We left the house about an hour and a half before our wave started. Parking could have been an issue, and would have if we hadn’t had my husband’s work parking pass. He works close to the finish line and we were able to park in the lots belonging to his employer. The race being close to his office was a triple bonus because we also used the restrooms in his building before the race, so no porta-pottys, and could stay dry and warm until it was time to run.
|Getting ready to run|
We went out to our corral about 10 minutes before our wave was supposed to start. Since it was cloudy I wanted to make sure that there was enough time for my watch to pick up satellite. By this point it was misting and the rain made it feel cooler than it was. The corrals were moving forward quickly because they were being released every 3 minutes.
We hit the mat and were off. By this point my medicine had kicked in and I felt pretty good. I use the run/walk method and I actually missed my first walk interval because of the noise from the crowds and people around me. This meant that I ran the first mile without a walk break. Overall, the first few miles felt really good. I was trying to keep my pace conservative so I didn’t hit a wall before I made it to the end.
I hit mile 4 and I was still feeling good, so I kicked up the pace just a bit. It had been a long time since I had done a 10K and I was trying to hit a good time and not die at end. Since the course is really flat, you can see the finish line from almost a half mile out. Once I saw that, I knew I was good, so I picked up the pace a little more.

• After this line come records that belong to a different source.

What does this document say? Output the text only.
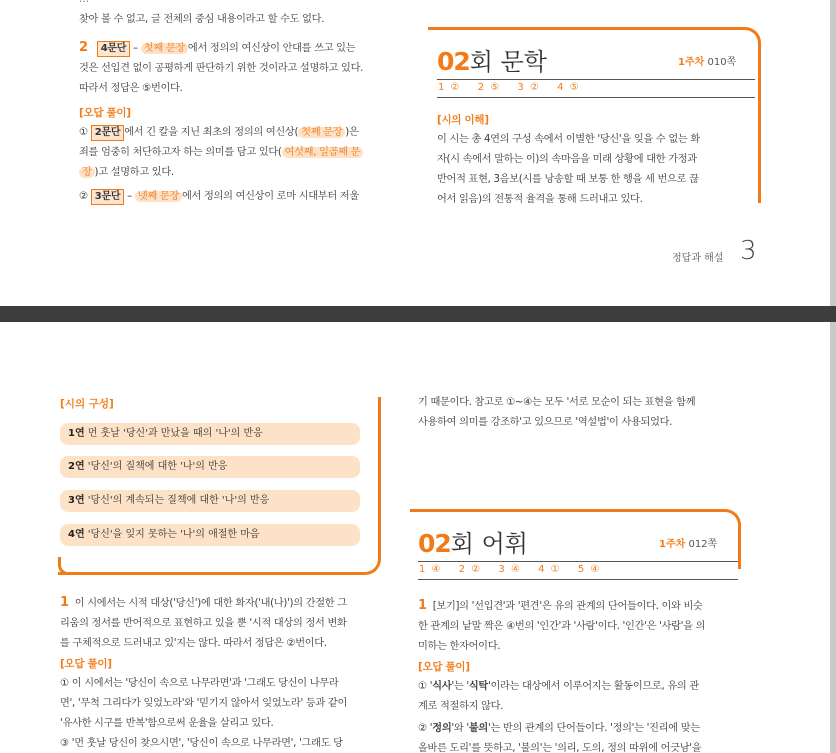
찾아 볼 수 없고, 글 전체의 중심 내용이라고 할 수도 없다.
2 4문단 – 첫째 문장 에서 정의의 여신상이 안대를 쓰고 있는
것은 선입견 없이 공평하게 판단하기 위한 것이라고 설명하고 있다.
따라서 정답은 ⑤번이다.
[오답 풀이]
① 2문단 에서 긴 칼을 지닌 최초의 정의의 여신상( 첫째 문장 )은
죄를 엄중히 처단하고자 하는 의미를 담고 있다( 여섯째, 일곱째 문
장 )고 설명하고 있다.
② 3문단 – 넷째 문장 에서 정의의 여신상이 로마 시대부터 저울
02회 문학	1주차 010쪽
1 ② 2 ⑤ 3 ② 4 ⑤
[시의 이해]
이 시는 총 4연의 구성 속에서 이별한 '당신'을 잊을 수 없는 화
자(시 속에서 말하는 이)의 속마음을 미래 상황에 대한 가정과
반어적 표현, 3음보(시를 낭송할 때 보통 한 행을 세 번으로 끊
어서 읽음)의 전통적 율격을 통해 드러내고 있다.
정답과 해설 3
[시의 구성]
1연 먼 훗날 '당신'과 만났을 때의 '나'의 반응
2연 '당신'의 질책에 대한 '나'의 반응
3연 '당신'의 계속되는 질책에 대한 '나'의 반응
4연 '당신'을 잊지 못하는 '나'의 애절한 마음
1 이 시에서는 시적 대상('당신')에 대한 화자('내(나)')의 간절한 그
리움의 정서를 반어적으로 표현하고 있을 뿐 '시적 대상의 정서 변화
를 구체적으로 드러내고 있'지는 않다. 따라서 정답은 ②번이다.
[오답 풀이]
① 이 시에서는 '당신이 속으로 나무라면'과 '그래도 당신이 나무라
면', '무척 그리다가 잊었노라'와 '믿기지 않아서 잊었노라' 등과 같이
'유사한 시구를 반복'함으로써 운율을 살리고 있다.
③ '먼 훗날 당신이 찾으시면', '당신이 속으로 나무라면', '그래도 당
기 때문이다. 참고로 ①~④는 모두 '서로 모순이 되는 표현을 함께
사용하여 의미를 강조하'고 있으므로 '역설법'이 사용되었다.
02회 어휘	1주차 012쪽
1 ④ 2 ② 3 ④ 4 ① 5 ④
1 [보기]의 '선입견'과 '편견'은 유의 관계의 단어들이다. 이와 비슷
한 관계의 낱말 짝은 ④번의 '인간'과 '사람'이다. '인간'은 '사람'을 의
미하는 한자어이다.
[오답 풀이]
① '식사'는 '식탁'이라는 대상에서 이루어지는 활동이므로, 유의 관
계로 적절하지 않다.
② '정의'와 '불의'는 반의 관계의 단어들이다. '정의'는 '진리에 맞는
올바른 도리'를 뜻하고, '불의'는 '의리, 도의, 정의 따위에 어긋남'을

I ended up finishing the 10K in 1:11:13, which is an average pace of 11.29 per mile. This is close to the pace I will have to keep to hit my 2:30 goal for the half marathon. I also managed to negative split the 5Ks for this race! While I know you are supposed to try and negative split, it is something I am not very good about.
Overall, this was a fun, flat, fast race. I am pretty happy with my time. There is also a lot of community support for the race, so we got some fun freebies over the weekend too. The things about the race I did not enjoy, the rain and not feeling great, were things that no one could control. I can see why everyone in Richmond does this race, and I think we will do it again next year.